Lars H: No, it would not noticably improve readability.
FB: Let's have a look at the following code:
# Tcl: set l [list \ [list 1 2 $somevar] \ [list 3 4 [someproc]] \ ] # Cloverfield: set l ( (1 2 $somevar) (3 4 [someproc]) )
Don't you agree that the latter form is more readable? Moreover the former is more error-prone (you can easily forget a backslash), and this is a simplistic case. Removing the noise created by list and backslashes leaves only meaningful data. Add new-style comments and you get a more declarative way of defining data vs. the old procedural style. I also feel that the new style would be faster to parse and interpret, because the whole tree is now a single word, versus a collection of subwords in the former case (and this is a very important condition for the proposed reference declaration syntax).
LES Dude, if this entire business is about making Tcl more popular (and it looks like it is), a little more effort spent on Tk/Tile and a handful of useful and good-looking desktop applications would probably be a lot more effective than any sort of fragmentation. Fragmentation is usually a very good strategy to stifle an endeavor.

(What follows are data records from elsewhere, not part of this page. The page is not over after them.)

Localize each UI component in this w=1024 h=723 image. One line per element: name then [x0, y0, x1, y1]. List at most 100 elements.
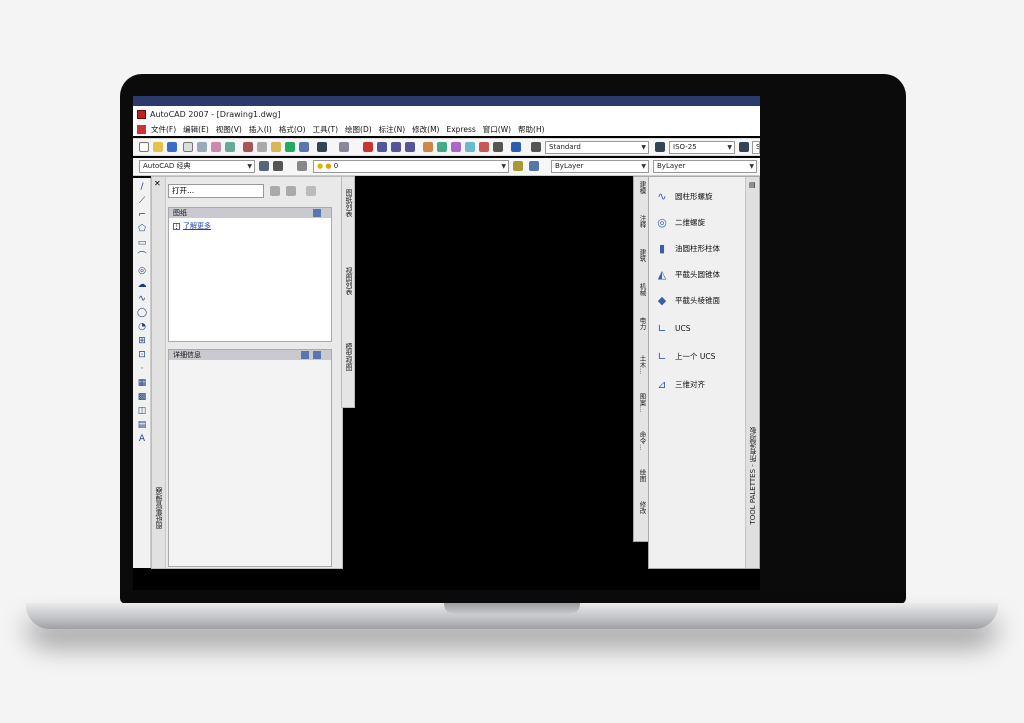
publish-options-icon[interactable] [286, 186, 296, 196]
layer-previous-icon[interactable] [297, 161, 307, 171]
gradient-icon[interactable]: ▩ [136, 392, 148, 403]
construction-line-icon[interactable]: ⟋ [136, 196, 148, 207]
tab-sheet-list[interactable]: 图纸列表 [344, 189, 354, 217]
menu-edit[interactable]: 编辑(E) [183, 124, 209, 135]
pan-icon[interactable] [363, 142, 373, 152]
tab-architectural[interactable]: 建筑 [637, 249, 647, 262]
copy-icon[interactable] [257, 142, 267, 152]
sheets-section-menu-icon[interactable] [313, 209, 321, 217]
properties-icon[interactable] [423, 142, 433, 152]
close-icon[interactable]: ✕ [154, 179, 161, 188]
zoom-previous-icon[interactable] [405, 142, 415, 152]
cut-icon[interactable] [243, 142, 253, 152]
menu-draw[interactable]: 绘图(D) [345, 124, 372, 135]
menu-dimension[interactable]: 标注(N) [379, 124, 405, 135]
make-block-icon[interactable]: ⊡ [136, 350, 148, 361]
tool-cylinder[interactable]: ▮ 油圆柱形柱体 [655, 239, 720, 257]
text-style-combo[interactable]: Standard ▼ [545, 141, 649, 154]
calculator-icon[interactable] [493, 142, 503, 152]
spline-icon[interactable]: ∿ [136, 294, 148, 305]
tab-model-views[interactable]: 模型视图 [344, 343, 354, 371]
layer-states-icon[interactable] [529, 161, 539, 171]
point-icon[interactable]: · [136, 364, 148, 375]
tab-civil[interactable]: 土木... [637, 355, 647, 374]
3d-dwf-icon[interactable] [225, 142, 235, 152]
learn-more-link[interactable]: i 了解更多 [169, 218, 331, 234]
menu-insert[interactable]: 插入(I) [249, 124, 272, 135]
polyline-icon[interactable]: ⌐ [136, 210, 148, 221]
publish-icon[interactable] [211, 142, 221, 152]
revision-cloud-icon[interactable]: ☁ [136, 280, 148, 291]
ellipse-icon[interactable]: ◯ [136, 308, 148, 319]
details-menu-icon[interactable] [313, 351, 321, 359]
workspace-settings-icon[interactable] [259, 161, 269, 171]
menu-window[interactable]: 窗口(W) [483, 124, 511, 135]
hatch-icon[interactable]: ▦ [136, 378, 148, 389]
linetype-combo[interactable]: ByLayer ▼ [653, 160, 757, 173]
dim-style-icon[interactable] [655, 142, 665, 152]
menu-tools[interactable]: 工具(T) [313, 124, 338, 135]
menu-modify[interactable]: 修改(M) [412, 124, 439, 135]
tool-ucs[interactable]: ∟ UCS [655, 319, 690, 337]
undo-icon[interactable] [317, 142, 327, 152]
tool-previous-ucs[interactable]: ∟ 上一个 UCS [655, 347, 715, 365]
make-current-layer-icon[interactable] [513, 161, 523, 171]
line-icon[interactable]: / [136, 182, 148, 193]
menu-help[interactable]: 帮助(H) [518, 124, 545, 135]
menu-express[interactable]: Express [446, 125, 475, 134]
view-options-icon[interactable] [306, 186, 316, 196]
tab-electrical[interactable]: 电力 [637, 317, 647, 330]
ellipse-arc-icon[interactable]: ◔ [136, 322, 148, 333]
menu-view[interactable]: 视图(V) [216, 124, 242, 135]
text-style-icon[interactable] [531, 142, 541, 152]
new-icon[interactable] [139, 142, 149, 152]
table-style-combo[interactable]: Standard [752, 141, 760, 154]
tab-modify[interactable]: 修改 [637, 501, 647, 514]
redo-icon[interactable] [339, 142, 349, 152]
tool-frustum-pyramid[interactable]: ◆ 平截头棱锥面 [655, 291, 720, 309]
region-icon[interactable]: ◫ [136, 406, 148, 417]
tool-frustum-cone[interactable]: ◭ 平截头圆锥体 [655, 265, 720, 283]
insert-block-icon[interactable]: ⊞ [136, 336, 148, 347]
tool-palettes-icon[interactable] [451, 142, 461, 152]
details-toggle-icon[interactable] [301, 351, 309, 359]
preview-icon[interactable] [197, 142, 207, 152]
multiline-text-icon[interactable]: A [136, 434, 148, 445]
markup-icon[interactable] [479, 142, 489, 152]
polygon-icon[interactable]: ⬠ [136, 224, 148, 235]
tool-3d-align[interactable]: ⊿ 三维对齐 [655, 375, 705, 393]
color-combo[interactable]: ByLayer ▼ [551, 160, 649, 173]
paste-icon[interactable] [271, 142, 281, 152]
circle-icon[interactable]: ◎ [136, 266, 148, 277]
open-icon[interactable] [153, 142, 163, 152]
rectangle-icon[interactable]: ▭ [136, 238, 148, 249]
dim-style-combo[interactable]: ISO-25 ▼ [669, 141, 735, 154]
match-properties-icon[interactable] [285, 142, 295, 152]
tab-draw[interactable]: 绘图 [637, 469, 647, 482]
help-icon[interactable] [511, 142, 521, 152]
zoom-window-icon[interactable] [391, 142, 401, 152]
sheet-set-options-icon[interactable] [270, 186, 280, 196]
tab-mechanical[interactable]: 机械 [637, 283, 647, 296]
sheet-set-icon[interactable] [465, 142, 475, 152]
save-icon[interactable] [167, 142, 177, 152]
open-combo[interactable]: 打开... [168, 184, 264, 198]
block-editor-icon[interactable] [299, 142, 309, 152]
tab-view-list[interactable]: 视图列表 [344, 267, 354, 295]
workspace-combo[interactable]: AutoCAD 经典 ▼ [139, 160, 255, 173]
tab-annotation[interactable]: 注释 [637, 215, 647, 228]
print-icon[interactable] [183, 142, 193, 152]
palette-properties-icon[interactable]: ▤ [749, 181, 756, 189]
menu-format[interactable]: 格式(O) [279, 124, 306, 135]
tool-2d-spiral[interactable]: ◎ 二维螺旋 [655, 213, 705, 231]
design-center-icon[interactable] [437, 142, 447, 152]
layer-combo[interactable]: ● ● 0 ▼ [313, 160, 509, 173]
table-icon[interactable]: ▤ [136, 420, 148, 431]
document-icon[interactable] [137, 124, 146, 134]
arc-icon[interactable]: ⌒ [136, 252, 148, 263]
zoom-realtime-icon[interactable] [377, 142, 387, 152]
table-style-icon[interactable] [739, 142, 749, 152]
tool-helix[interactable]: ∿ 圆柱形螺旋 [655, 187, 712, 205]
menu-file[interactable]: 文件(F) [151, 124, 176, 135]
tab-modeling[interactable]: 建模 [637, 181, 647, 194]
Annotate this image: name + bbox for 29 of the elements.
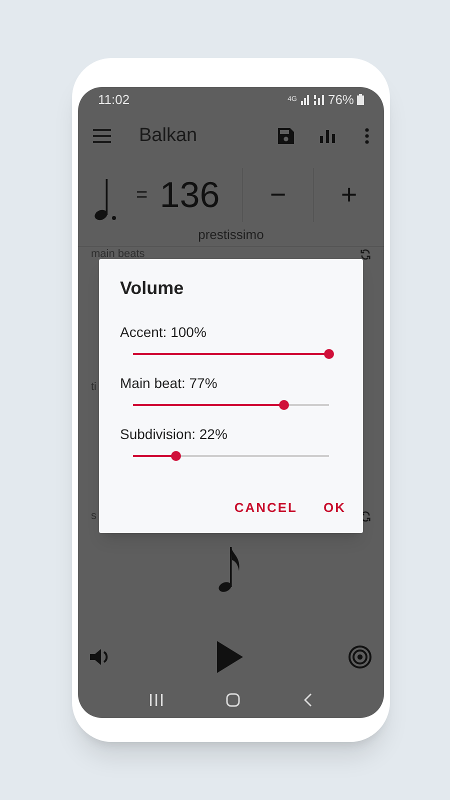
increase-button[interactable]: + [334,174,364,216]
signal-icon [300,94,310,104]
bar-chart-icon[interactable] [320,130,335,142]
more-options-icon[interactable] [365,128,369,144]
slider-thumb[interactable] [324,349,334,359]
save-icon[interactable] [278,128,294,144]
slider-thumb[interactable] [278,400,289,410]
tempo-value: 136 [160,173,220,217]
slider-label: Subdivision: 22% [120,425,228,444]
slider-thumb[interactable] [171,451,182,461]
battery-icon [357,94,364,105]
equals-sign: = [136,183,148,208]
home-icon[interactable] [226,693,240,707]
back-icon[interactable] [304,693,312,707]
ok-button[interactable]: OK [318,494,352,521]
signal-icon [312,94,325,104]
play-icon[interactable] [217,641,243,673]
app-title: Balkan [139,124,198,148]
menu-icon[interactable] [93,129,111,143]
dialog-title: Volume [120,277,185,300]
decrease-button[interactable]: − [264,174,292,216]
battery-percent: 76% [328,90,354,109]
target-icon[interactable] [348,645,372,669]
recent-apps-icon[interactable] [150,694,163,706]
cancel-button[interactable]: CANCEL [228,494,304,521]
slider-label: Main beat: 77% [120,374,218,393]
status-time: 11:02 [98,90,130,109]
slider-label: Accent: 100% [120,323,208,342]
tempo-marking: prestissimo [198,226,264,244]
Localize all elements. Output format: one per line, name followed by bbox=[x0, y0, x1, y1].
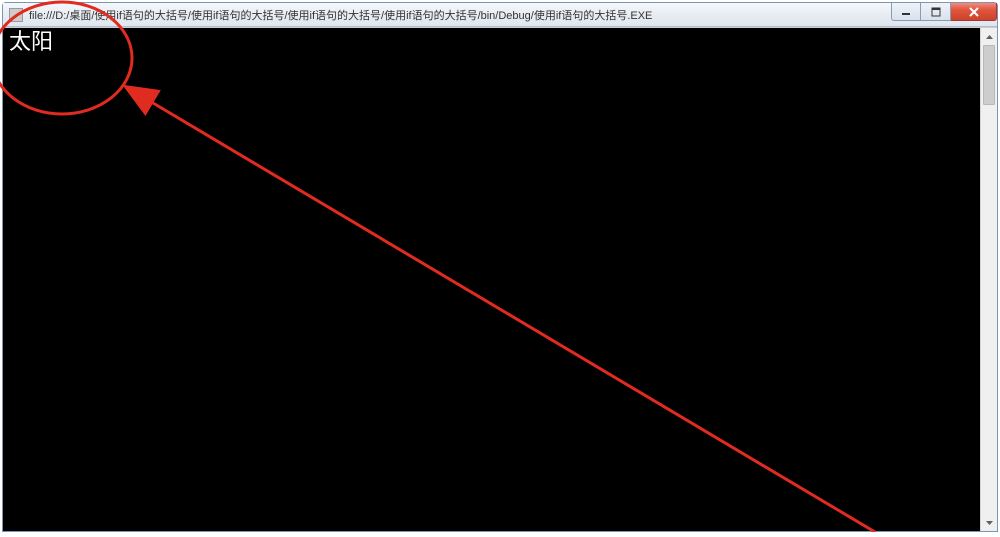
minimize-button[interactable] bbox=[891, 3, 921, 21]
window-title: file:///D:/桌面/使用if语句的大括号/使用if语句的大括号/使用if… bbox=[29, 7, 997, 23]
window-controls bbox=[891, 3, 997, 21]
close-button[interactable] bbox=[951, 3, 997, 21]
titlebar[interactable]: file:///D:/桌面/使用if语句的大括号/使用if语句的大括号/使用if… bbox=[3, 3, 997, 27]
scroll-up-button[interactable] bbox=[981, 28, 997, 45]
scroll-down-button[interactable] bbox=[981, 514, 997, 531]
client-area: 太阳 bbox=[3, 27, 997, 531]
console-text: 太阳 bbox=[9, 31, 53, 56]
vertical-scrollbar[interactable] bbox=[980, 28, 997, 531]
application-window: file:///D:/桌面/使用if语句的大括号/使用if语句的大括号/使用if… bbox=[2, 2, 998, 532]
console-output-area: 太阳 bbox=[3, 28, 980, 531]
minimize-icon bbox=[901, 7, 911, 17]
maximize-button[interactable] bbox=[921, 3, 951, 21]
chevron-up-icon bbox=[986, 35, 993, 39]
app-icon bbox=[9, 8, 23, 22]
maximize-icon bbox=[931, 7, 941, 17]
chevron-down-icon bbox=[986, 521, 993, 525]
scroll-track[interactable] bbox=[981, 45, 997, 514]
scroll-thumb[interactable] bbox=[983, 45, 995, 105]
close-icon bbox=[968, 7, 980, 17]
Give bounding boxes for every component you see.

KJN Better desktop applications would clearly be an asset. The OLPC adopted GTK as its main graphics toolkit, even though Tk is a much better fit for a resource-constrained system such as OLPC; but it had no choice, because GTK has the applications (Abiword, Gnumeric, Firefox...), and Tk does not.
However, it is always worth thinking about what we would like Tcl to become. Most suggestions will be explored and eventually rejected (see pages on this Wiki for many examples); a few will be adopted, after lengthy debate. Fragmentation has not occurred in the past (except for a few brave souls who still use Tcl 7 or even 6 because of their smaller footprint) - there aren't enough of us to maintain two major codebases.
See Cloverfield - Data structures
See Cloverfield - Word modifiers
When casting about for a language that isn't object orientated, I happened upon Tcl. Apart from perl, which is also seems to have become frozen in time), this seems to be the only one. But it's like stepping back in time. As far as I can see, there's one book that's modern(2004) and all the rest are from about 1997. I presume when they say they work with windows they mean 98? There doesn't seem to be an equivalent of CPAN, eggs, gems either, or if there is, it's not obvious. But that goes for the whole language, not obvious. It's like its pitched a C programmers and that's it. The only thing that will work is a compelling application that takes a share of mind. Other than that it will remain an overlooked language. It's problems are, no books, no tutorials, no obvious way to do things. Perhaps it's had its day, legacy only, isn't that the way of it?
CMcC I've been persuaded to lift the RecentChanges suppression of Cloverfield, which I have done. I still think it's a walled garden, but ... let a thousand flowers bloom. Please don't feel that it can't be refactored, should people want to do that, and be aware that I'm considering some kind of repetition filtering for RecentChanges which would preclude all the Cloverfield changes appearing on the same day, just a signal-to-noise issue. But above all, I behaved inhospitably, and that's not good for a wiki.